Düzenlemelere daha yakından bakıldığında; 6100 sayılı HMK ön incelemenin kapsamı başlıklı 137.maddesinde; dilekçelerin karşılıklı verilmesinden sonra ön inceleme yapılacağı, 138. madde dikkate alınarak, öncelikle dava şartları ve ilk itirazlar hakkında dosya üzerinden karar verileceği, dava şartları ve ilk itirazlar hakkında gerektiği takdirde mahkeme kararını vermeden önce, bu konuda tarafları ön inceleme duruşmasında dinleyebileceği, ön inceleme duruşmasında tarafların iddia ve savunmaları kapsamında, uyuşmazlık konularını tam olarak belirleyebileceği, hazırlık işlemleri ile tarafların delillerini sunmaları ve delillerin toplanması için gereken işlemleri yapacağı, tarafların üzerinde serbestçe tasarruf edebileceği davalarda, onları sulhe veya arabuluculuğa teşvik edeceği ve bu hususların tutanağa geçirileceği belirtilmiştir. Ön inceleme duruşmasında dava şartları ve ilk itirazlar ile sınırlı olmak üzere tanık dinleme, belge inceleme, bilirkişi görüşü alma, keşif yapma ve yemin teklif etme gibi işlemlerin yapılması öngörülmektedir.
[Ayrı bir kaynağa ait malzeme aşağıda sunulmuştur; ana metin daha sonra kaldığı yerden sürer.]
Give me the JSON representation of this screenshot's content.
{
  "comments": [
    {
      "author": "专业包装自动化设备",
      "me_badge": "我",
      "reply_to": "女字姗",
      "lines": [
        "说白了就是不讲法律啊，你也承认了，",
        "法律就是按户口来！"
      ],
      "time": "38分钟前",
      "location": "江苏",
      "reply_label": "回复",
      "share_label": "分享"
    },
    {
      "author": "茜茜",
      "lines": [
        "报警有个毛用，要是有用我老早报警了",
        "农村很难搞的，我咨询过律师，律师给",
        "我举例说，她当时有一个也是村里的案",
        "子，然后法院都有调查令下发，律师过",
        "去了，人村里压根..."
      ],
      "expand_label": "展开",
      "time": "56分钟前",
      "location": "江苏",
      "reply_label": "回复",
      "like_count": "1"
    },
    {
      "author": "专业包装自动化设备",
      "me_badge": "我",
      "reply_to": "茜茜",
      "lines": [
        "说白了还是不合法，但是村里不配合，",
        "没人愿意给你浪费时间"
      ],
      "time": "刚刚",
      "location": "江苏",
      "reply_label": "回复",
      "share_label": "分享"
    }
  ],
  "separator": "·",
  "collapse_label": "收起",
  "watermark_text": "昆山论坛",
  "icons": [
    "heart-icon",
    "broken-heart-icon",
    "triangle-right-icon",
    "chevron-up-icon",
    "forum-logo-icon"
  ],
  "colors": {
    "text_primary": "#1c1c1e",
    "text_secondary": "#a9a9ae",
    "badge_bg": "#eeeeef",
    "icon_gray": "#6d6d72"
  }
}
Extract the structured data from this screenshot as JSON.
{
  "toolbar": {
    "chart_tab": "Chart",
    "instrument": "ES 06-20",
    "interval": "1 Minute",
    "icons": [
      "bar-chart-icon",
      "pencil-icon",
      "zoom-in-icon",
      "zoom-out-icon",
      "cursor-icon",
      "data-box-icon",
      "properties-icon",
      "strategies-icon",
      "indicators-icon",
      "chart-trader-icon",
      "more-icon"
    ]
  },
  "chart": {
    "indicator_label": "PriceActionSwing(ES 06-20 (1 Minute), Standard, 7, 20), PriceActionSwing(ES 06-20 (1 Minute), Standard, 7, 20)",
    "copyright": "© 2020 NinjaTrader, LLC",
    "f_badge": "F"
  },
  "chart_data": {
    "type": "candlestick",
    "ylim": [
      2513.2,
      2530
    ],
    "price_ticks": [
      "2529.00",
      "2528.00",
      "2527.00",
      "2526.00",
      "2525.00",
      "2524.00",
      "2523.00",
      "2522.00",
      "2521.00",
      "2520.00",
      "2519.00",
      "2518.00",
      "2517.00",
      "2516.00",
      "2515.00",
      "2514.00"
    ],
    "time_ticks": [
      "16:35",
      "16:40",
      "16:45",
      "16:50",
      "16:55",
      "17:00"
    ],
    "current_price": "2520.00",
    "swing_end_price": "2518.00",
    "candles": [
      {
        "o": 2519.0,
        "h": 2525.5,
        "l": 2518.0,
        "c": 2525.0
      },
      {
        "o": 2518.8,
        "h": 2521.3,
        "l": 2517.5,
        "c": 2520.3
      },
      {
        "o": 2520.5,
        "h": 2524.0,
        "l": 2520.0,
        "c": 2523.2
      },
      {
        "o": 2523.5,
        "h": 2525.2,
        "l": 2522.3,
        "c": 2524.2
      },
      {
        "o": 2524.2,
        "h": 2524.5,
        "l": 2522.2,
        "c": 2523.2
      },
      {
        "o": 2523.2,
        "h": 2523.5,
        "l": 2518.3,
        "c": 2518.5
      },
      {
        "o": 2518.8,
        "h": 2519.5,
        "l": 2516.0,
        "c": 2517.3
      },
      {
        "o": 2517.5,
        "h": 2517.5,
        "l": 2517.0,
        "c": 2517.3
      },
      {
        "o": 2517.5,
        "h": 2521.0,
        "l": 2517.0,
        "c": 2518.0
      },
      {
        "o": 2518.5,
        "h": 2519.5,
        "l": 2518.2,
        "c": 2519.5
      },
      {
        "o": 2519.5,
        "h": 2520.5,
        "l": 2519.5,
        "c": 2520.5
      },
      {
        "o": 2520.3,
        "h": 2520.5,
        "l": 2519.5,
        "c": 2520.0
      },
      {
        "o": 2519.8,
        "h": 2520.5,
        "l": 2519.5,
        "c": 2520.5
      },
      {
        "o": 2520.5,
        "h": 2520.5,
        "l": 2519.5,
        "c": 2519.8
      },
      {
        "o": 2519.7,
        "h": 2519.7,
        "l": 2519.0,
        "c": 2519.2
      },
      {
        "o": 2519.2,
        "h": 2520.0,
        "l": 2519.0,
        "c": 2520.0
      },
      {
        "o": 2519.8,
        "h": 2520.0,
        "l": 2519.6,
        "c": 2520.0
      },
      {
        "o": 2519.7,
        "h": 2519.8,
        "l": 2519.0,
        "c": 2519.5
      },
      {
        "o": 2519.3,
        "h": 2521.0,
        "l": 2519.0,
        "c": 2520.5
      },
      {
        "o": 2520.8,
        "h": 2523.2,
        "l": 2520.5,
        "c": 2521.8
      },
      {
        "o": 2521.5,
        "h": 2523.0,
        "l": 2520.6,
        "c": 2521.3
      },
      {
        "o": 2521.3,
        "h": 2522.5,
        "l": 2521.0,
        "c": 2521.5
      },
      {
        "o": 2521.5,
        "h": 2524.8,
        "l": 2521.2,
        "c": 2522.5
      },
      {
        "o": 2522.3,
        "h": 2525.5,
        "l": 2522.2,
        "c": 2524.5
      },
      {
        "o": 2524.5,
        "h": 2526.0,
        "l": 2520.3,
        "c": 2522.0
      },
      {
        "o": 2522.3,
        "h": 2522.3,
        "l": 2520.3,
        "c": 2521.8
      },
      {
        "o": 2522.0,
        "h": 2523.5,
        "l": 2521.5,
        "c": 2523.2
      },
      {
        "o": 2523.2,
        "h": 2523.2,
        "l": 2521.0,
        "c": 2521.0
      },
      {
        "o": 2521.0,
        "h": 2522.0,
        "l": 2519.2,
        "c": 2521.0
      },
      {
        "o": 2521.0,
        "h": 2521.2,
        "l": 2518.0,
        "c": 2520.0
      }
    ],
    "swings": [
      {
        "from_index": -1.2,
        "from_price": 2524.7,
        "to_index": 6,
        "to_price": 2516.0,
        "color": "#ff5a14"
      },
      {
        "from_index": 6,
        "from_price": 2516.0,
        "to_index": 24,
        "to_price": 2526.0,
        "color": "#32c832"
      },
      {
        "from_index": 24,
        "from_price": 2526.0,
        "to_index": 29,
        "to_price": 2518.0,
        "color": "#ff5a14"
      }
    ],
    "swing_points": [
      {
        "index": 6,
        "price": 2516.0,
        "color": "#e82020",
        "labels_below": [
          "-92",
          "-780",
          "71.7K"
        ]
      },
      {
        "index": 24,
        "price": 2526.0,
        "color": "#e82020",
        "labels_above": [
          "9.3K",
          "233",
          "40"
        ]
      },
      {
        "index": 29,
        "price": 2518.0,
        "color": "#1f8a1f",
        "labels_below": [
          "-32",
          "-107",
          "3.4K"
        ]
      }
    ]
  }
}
Ön inceleme aşamasında yapılacak işlemelere bakıldığında; ön incelemenin efektif bir tahkikatın ön şartı olarak kabul edildiği söylenebilir (Ermenek, s. 146). Nitekim, HMK m,137/2’de “ön inceleme tamamlanmadan ve gerekli kararlar alınmadan tahkikata geçilemeyeceği ve tahkikat için duruşma günü verilemeyeceği” düzenlenmiştir. Bu düzenleme emredici nitelikte bir düzenlemedir. Gereksiz duruşmalara ilişkin uygulamadaki eski alışkanlıkların devam etmesinin kesin olarak önüne geçilmesi amacıyla Kanun koyucu, ön inceleme aşaması tamamlanmadan ve bu aşamada alınması gereken kararlar alınmadan tahkikat aşamasına geçilmesini ve tahkikat için duruşma günü belirlenmesini kesin bir ifade ile yasaklamıştır (Pekcanıtez/ Atalay/Özekes, s.375-376).
Bu açıklamalar nazara alındığında; somut olayda dilekçelerin karşılıklı verilmesi aşaması tamamlandıktan sonra, öncelikle dosya üzerinden dava şartları ve ilk itirazların incelenerek bu konular olumlu veya olumsuz bir karar verilmesi; dosya üzerinden karar verilemeyen dava şartları ile ilk itirazlar hakkında karar verilmek ve diğer ön inceleme işlemlerini yapmak üzere tarafların ön inceleme duruşmasına davet edilmesi, 6100 sayılı HMK 137 ve 140.maddelerine göre ön inceleme duruşmasında gerekli usul işlemleri yapıldıktan sonra, tahkikat duruşmasına geçilmesi gerekir.
6100 sayılı HMK’nun 140.madde uyarınca ön inceleme duruşmasında; taraflara dilekçelerinde gösterdikleri, ancak henüz sunmadıkları belgeleri mahkemeye sunmaları veya başka yerden getirtilecek belgelerin getirtilmesi amacıyla gereken açıklamayı yapmaları için 2 haftalık kesin süre verilmesi hükmü de yerine getirilmemiştir.
HMK. 147.maddesi uyarınca; “Taraflar, ön inceleme aşamasının tamamlanmasından sonra tahkikat için duruşmaya davet edilir. Taraflar gönderilecek davetiye de, belirlenen gün ve saatte geçerli bir özrü olmadan mahkemede hazır bulunmadıkları takdirde, duruşmaya yokluklarında devam edileceği ve yapılan işlemlere itiraz edemeyecekleri bildirilir.”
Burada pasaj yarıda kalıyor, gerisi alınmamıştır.